Genus abundance (.tsv) — genera × samples matrix, values = relative abundance percent
Species abundance (.tsv) — same format, species rank
Pathway abundance (.tsv) — MetaCyc pathways × samples matrix, values = relative abundance
Pathway completeness (.tsv) — same format, values = coverage scores

Troubleshooting

Likely causes of microbiome sequencing failure

For Metagenomic samples, "failure" means that your sample did not produce the minimum raw data target. The outcomes of the taxonomic analyses will be highly variable depending on the specific microbial community, so these analyses are not used to determine the sequencing status (complete or fail) for this service. Status is strictly based on raw data yield.
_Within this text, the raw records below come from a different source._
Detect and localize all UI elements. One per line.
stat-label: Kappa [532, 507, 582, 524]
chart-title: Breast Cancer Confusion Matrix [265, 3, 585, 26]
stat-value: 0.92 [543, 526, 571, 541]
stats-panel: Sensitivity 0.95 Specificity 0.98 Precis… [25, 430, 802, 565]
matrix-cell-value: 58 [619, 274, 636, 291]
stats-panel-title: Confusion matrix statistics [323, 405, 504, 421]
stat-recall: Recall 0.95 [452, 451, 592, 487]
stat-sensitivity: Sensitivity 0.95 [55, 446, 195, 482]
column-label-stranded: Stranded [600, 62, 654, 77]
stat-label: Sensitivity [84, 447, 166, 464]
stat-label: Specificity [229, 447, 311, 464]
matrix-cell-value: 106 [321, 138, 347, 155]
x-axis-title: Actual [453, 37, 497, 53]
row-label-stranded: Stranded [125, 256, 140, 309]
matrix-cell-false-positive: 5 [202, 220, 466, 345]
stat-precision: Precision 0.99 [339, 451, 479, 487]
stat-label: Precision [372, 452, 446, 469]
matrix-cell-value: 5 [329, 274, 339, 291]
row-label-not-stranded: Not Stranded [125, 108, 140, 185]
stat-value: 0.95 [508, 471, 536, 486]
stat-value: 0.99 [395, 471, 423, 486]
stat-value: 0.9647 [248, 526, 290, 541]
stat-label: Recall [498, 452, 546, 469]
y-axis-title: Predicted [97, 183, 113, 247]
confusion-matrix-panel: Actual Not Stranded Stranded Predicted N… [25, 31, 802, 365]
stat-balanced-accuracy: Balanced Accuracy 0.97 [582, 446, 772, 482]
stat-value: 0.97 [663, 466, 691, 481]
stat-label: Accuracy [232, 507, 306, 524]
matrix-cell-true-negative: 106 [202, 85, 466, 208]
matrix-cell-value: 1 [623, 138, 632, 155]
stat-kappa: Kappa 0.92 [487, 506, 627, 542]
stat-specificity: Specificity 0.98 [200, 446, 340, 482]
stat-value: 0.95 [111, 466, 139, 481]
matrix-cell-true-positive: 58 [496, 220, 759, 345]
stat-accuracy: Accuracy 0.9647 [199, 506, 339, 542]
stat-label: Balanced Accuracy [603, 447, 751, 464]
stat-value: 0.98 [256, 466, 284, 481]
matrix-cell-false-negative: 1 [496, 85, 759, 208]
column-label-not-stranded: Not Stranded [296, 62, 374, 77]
Although we do not provide definitive reasons for failure, common reasons are:

Samples contain sequencing inhibitors or contaminants
- Depending on the biological source material and extraction method, extracted metagenomic DNA may still contain abundant or persistent impurities that require additional purification before library prep in order to obtain high quality sequencing results. Please purify your DNA using a spin column (we highly recommend Zymo OneStep PCR Inhibitor Removal Kit for metagenomic gDNA), with AMpure XP beads, or an equivalent method, and submit the purified gDNA in elution buffer (10 mM Tris, pH 8.5) or nuclease-free water
Samples are not prepared at the required DNA concentration of 10 ng/µl
- The most common cause of this is using a Nanodrop to quantify DNA concentration. We strongly recommend using a Qubit or equivalent fluorometric method

To achieve optimal sequencing results, please follow our recommended sample prep instructions.

Guarantees and rerun policy

In cases where the DNA concentration and quality are adequate, but we do not hit the service level data target, we will evaluate the results of the initial sequencing attempt to determine whether additional sequencing may produce a more successful outcome, and if so we will repeat the sequencing at no additional charge. We will also combine the data from the two runs together to increase chances of success on the repeat attempt.

If we are not able to achieve the data target after the free rerun, we will not perform further reruns on the sample. We still charge for failed samples.